Freitag, 17. Februar 2017, 20:56

Der Raymarine AP kommt mit dem Evolution Cabeling Kit (also alles was man braucht) auch ein N2K Power Kabel.

Der E22158 kommt ebenfalls mit besagtem N2K power Kabel

Eines von beiden verwendest Du, das andere legst Du in den Keller.

An der ACU schaltest Du die Stromversorgung aus.

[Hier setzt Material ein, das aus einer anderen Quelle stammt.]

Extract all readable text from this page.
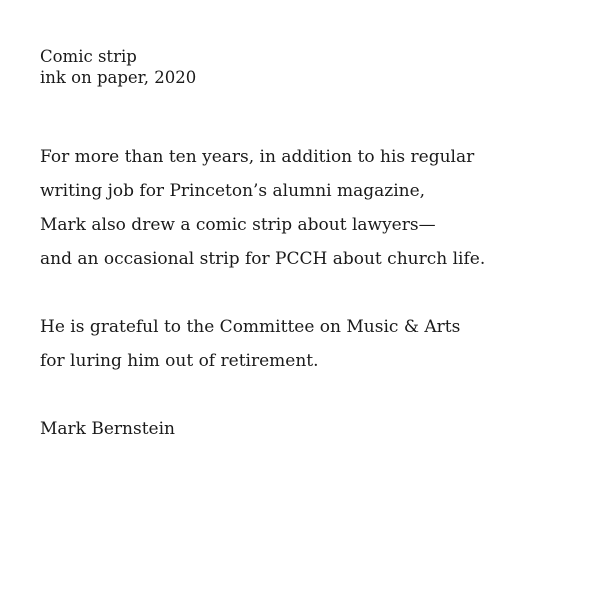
Comic strip
ink on paper, 2020
For more than ten years, in addition to his regular
writing job for Princeton’s alumni magazine,
Mark also drew a comic strip about lawyers—
and an occasional strip for PCCH about church life.
He is grateful to the Committee on Music & Arts
for luring him out of retirement.
Mark Bernstein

Hintergrund (war und ist). Ein SeaTalk1 auf SeaTalk ng Konverter gibt es einzeln. Nice. Aber man benötigt ja auch irgendwie zwingend das SeaTalk ng auf SeaTalk 1 Kabel. Beides einzeln gekauft ist teurer als das E22158 Kit.

Nächster Hintergrund. Steigt irgendwann die ACU aus dem System oder fliegt nur die Sicherung der ACU raus, weil der daran angeschlossene Antrieb ein Problem oder eine unzumutbare Last im Stromnetz war, dann ist mit der ACU auch das ganze SeaTalk ng Netzwerk tot.

Das ng braucht Strom auch und am besten über das klassische schwarz/rote ng Spannungskabel. Möglichst mittig (Balanced). Vollkommen unabhängig von dem SeaTalk1 Dingern die dran hängen. Machst Du mit einem Spur Abgang ein eS75 rein, sorgt der trotz seiner eigenen Stromversorgung auch nicht für die Energie im SeaTalk ng Netzwerk.